- Supreme Court of the United States

Submitted October 11, 1910 Decided November 28, 1910
- Full case name: George Peabody Wetmore v. Tennessee Copper Company
- Citations: 218 U.S. 369 (more) 31 S. Ct. 84; 54 L. Ed. 1073

Holding
- A Circuit Court of the United States does not have jurisdiction over a suit where both plaintiff and defendant are an out of state citizens (except for out country citizens)

Court membership
- Chief Justice vacant Associate Justices John M. Harlan · Edward D. White Joseph McKenna · Oliver W. Holmes Jr.

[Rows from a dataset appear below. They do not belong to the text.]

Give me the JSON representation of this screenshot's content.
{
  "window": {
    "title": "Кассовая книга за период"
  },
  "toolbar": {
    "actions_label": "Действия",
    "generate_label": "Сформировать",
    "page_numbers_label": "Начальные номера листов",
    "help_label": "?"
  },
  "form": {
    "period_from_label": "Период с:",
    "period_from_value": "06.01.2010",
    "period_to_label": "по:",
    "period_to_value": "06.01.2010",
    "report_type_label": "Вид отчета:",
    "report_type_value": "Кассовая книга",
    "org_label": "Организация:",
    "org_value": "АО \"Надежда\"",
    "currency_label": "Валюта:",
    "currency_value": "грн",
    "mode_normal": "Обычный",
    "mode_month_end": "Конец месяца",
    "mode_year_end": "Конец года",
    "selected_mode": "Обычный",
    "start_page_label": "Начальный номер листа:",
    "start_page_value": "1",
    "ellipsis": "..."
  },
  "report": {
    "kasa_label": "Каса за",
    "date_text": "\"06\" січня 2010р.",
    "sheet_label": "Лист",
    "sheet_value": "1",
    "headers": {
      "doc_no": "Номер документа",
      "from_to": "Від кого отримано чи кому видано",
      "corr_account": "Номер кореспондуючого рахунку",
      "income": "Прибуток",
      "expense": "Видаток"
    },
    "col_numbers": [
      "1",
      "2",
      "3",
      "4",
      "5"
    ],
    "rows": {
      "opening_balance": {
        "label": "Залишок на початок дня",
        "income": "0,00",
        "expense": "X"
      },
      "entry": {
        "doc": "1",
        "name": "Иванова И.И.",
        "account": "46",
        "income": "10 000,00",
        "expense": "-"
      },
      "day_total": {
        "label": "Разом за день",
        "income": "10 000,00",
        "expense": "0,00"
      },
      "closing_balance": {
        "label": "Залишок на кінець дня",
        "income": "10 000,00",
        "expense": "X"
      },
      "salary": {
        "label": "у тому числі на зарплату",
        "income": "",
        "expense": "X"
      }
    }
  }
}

William R. Day · Horace H. Lurton Charles E. Hughes

Case opinion
- Majority: Harlan, joined by unanimous

= Wetmore v. Tennessee Copper Co. =

Wetmore v. Tennessee Copper Company, 218 U.S. 369 (1910), was a United States Supreme Court case involving jurisdiction over a suit involving a wealthy landowner from Rhode Island, U.S. Senator George P. Wetmore, suing a New Jersey Corporation for emitting toxic fumes onto land he owned in Tennessee. The Court followed its precedent in Ladew v. Tennessee Copper Company, in asserting that jurisdiction was improper because neither party was a citizen in the jurisdiction of the Circuit court, but jurisdiction was proper over the foreign British corporation that was joined to the suit.